One would think I am all chauvinistic and stuff – which I am not. I actually align along the feminist side of things – a lady should be in full control of her life, yet be able to contribute her mite to marriage – you know, like we do stuff that we are best at doing in a relationship instead of foisting a specific set of duties on each other. Gotta be all about equality being the core concept here.
I am hard of hearing – maybe that is why I am shy when it comes to developing a relationship with others – or maybe I am too lazy to actually make an effort to start out in that conservative milieu of a society in which I live in. But by God, I have had enough of this – I really need to find the lady of my life – otherwise it would be a life wasted where I have never had the chance to experience the joys and sorrows of a fully fledged relationship. Damn it, I can only think of the many talks I could
have with my love – given that I am a very well read person(not exaggerating!) and can pontify on a great many issues – kind of see patterns in a great many things around the world that most people fail to spot and I am guaranteed to drive anyone crazy once I get into that sort of a mood for a talkathon. I actually love intelligent conversations, and it would
be so much fun if I could find a lady with whom I can hold a great many verbal duels. I do think I have too big an ego at times, and I need someone to tamper it down – Ego is usually man’s biggest cause of fall – makes him blind to reality and such.
I want to wake up everyday where I can look into my partner’s eyes and feel that sudden electric feeling of being next to the most awesome person in my life – someone with whom I am blessed to live with. To adore every part of her body – could be the way her hair curls one day, another day her eyes, another day her lips, another day her behind, another day her breasts or simply, just seeing her happy and contended would put me over the moon.
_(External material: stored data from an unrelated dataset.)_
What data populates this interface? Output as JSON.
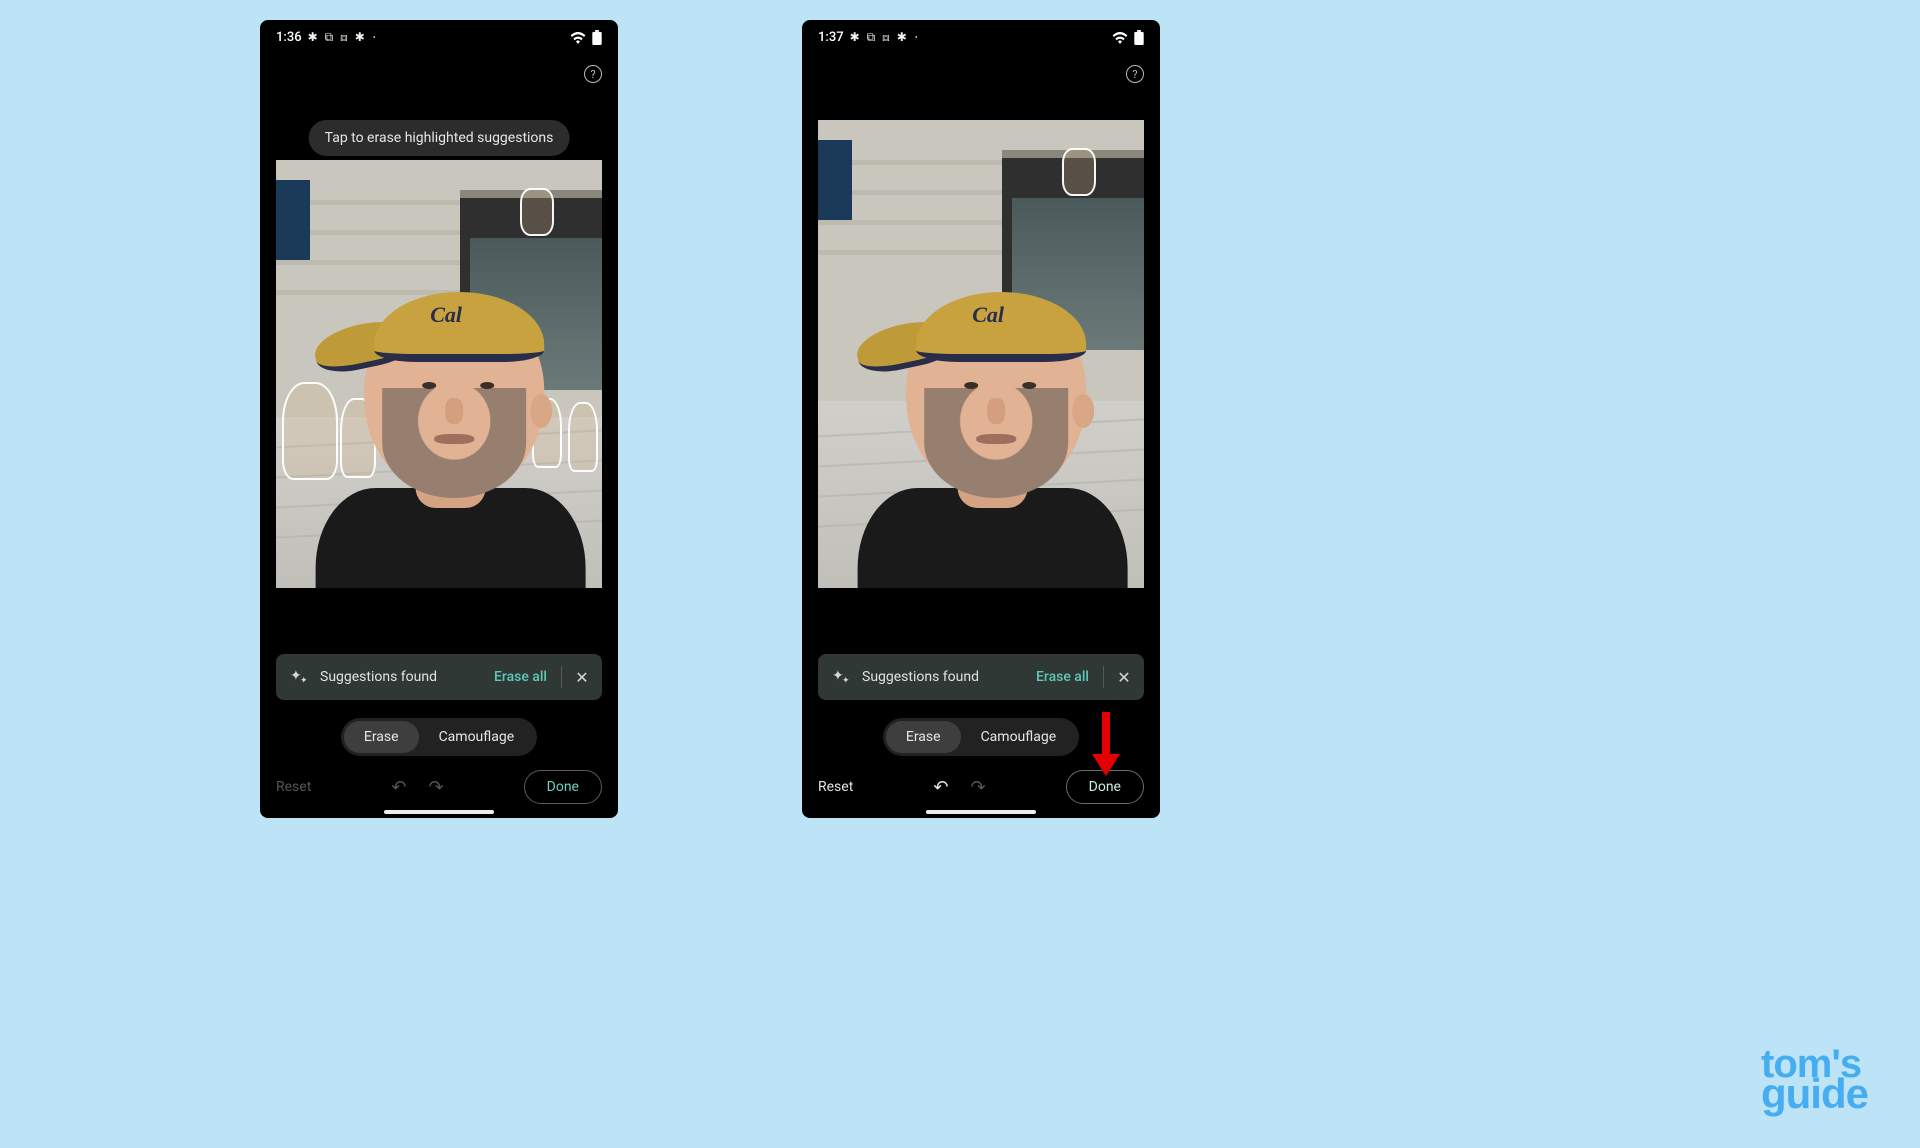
{
  "watermark": {
    "line1": "tom's",
    "line2": "guide"
  },
  "screens": [
    {
      "statusbar": {
        "time": "1:36",
        "notification_glyphs": "✱ ⧉ ⧈ ✱",
        "dot": "•",
        "wifi": "wifi-icon",
        "battery": "battery-icon"
      },
      "tooltip": "Tap to erase highlighted suggestions",
      "show_tooltip": true,
      "show_highlights": true,
      "help": "?",
      "suggestions": {
        "label": "Suggestions found",
        "erase_all": "Erase all",
        "close": "✕"
      },
      "modes": {
        "erase": "Erase",
        "camouflage": "Camouflage",
        "active": "erase"
      },
      "bottom": {
        "reset": "Reset",
        "reset_enabled": false,
        "undo_enabled": false,
        "redo_enabled": false,
        "done": "Done",
        "done_accent": true
      },
      "arrow": false
    },
    {
      "statusbar": {
        "time": "1:37",
        "notification_glyphs": "✱ ⧉ ⧈ ✱",
        "dot": "•",
        "wifi": "wifi-icon",
        "battery": "battery-icon"
      },
      "tooltip": "",
      "show_tooltip": false,
      "show_highlights": false,
      "help": "?",
      "suggestions": {
        "label": "Suggestions found",
        "erase_all": "Erase all",
        "close": "✕"
      },
      "modes": {
        "erase": "Erase",
        "camouflage": "Camouflage",
        "active": "erase"
      },
      "bottom": {
        "reset": "Reset",
        "reset_enabled": true,
        "undo_enabled": true,
        "redo_enabled": false,
        "done": "Done",
        "done_accent": false
      },
      "arrow": true
    }
  ]
}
Can marriage really be like this – I very much fervently hope so.
Growing up in a conservative society where women are treated like dirt forthe most part, I totally despise that part – females can be the most awesome beings in the word – after, doesn’t life first start out as female in the womb before one of those immutable genetic actions result in a change of the sex to male? And of course, us men would never be born if there were no females about. Women have a lot to teach us – about showing emotion, about loving people, about showing kindness – some of the feminine traits are to be adored. I want to see a world where women are treated better, where they get their due – where they are not harassed every step of their life , where they can explore their own full sexuality. I would for one never ever hurt a women unintentionally myself – even if it results in me staying virgin till the end of days – I would
not lift a finger to touch the hair of a woman – maybe all these are strange old fashioned values – but then I feel I don’t hold a monopoly over the bodies of other females, and simply because I am a virgin, I do have an excuse to start doing that stuff and all.
So here I am, looking to blind love and hoping that it is for real, that it is. Or simply just love that develops over a period of time – Would take that too – relationship is after all about passing a number of markers out along the road – start small and build it into one great crescendo – sort of like the analogy where the hard strife up a steep hill is rewarded with the thrill of a tumble down the other end – ‘Woo hoo – I did it’ feeling types.
Can I pretty please look into the eyes of a lady and say, nothing makes me happier in my life other than looking straight at you. I am sure that is possible.
So please God, I pray aloud to you – show me a path where I can get to experience the joys and tribulations of a well married life. Amen.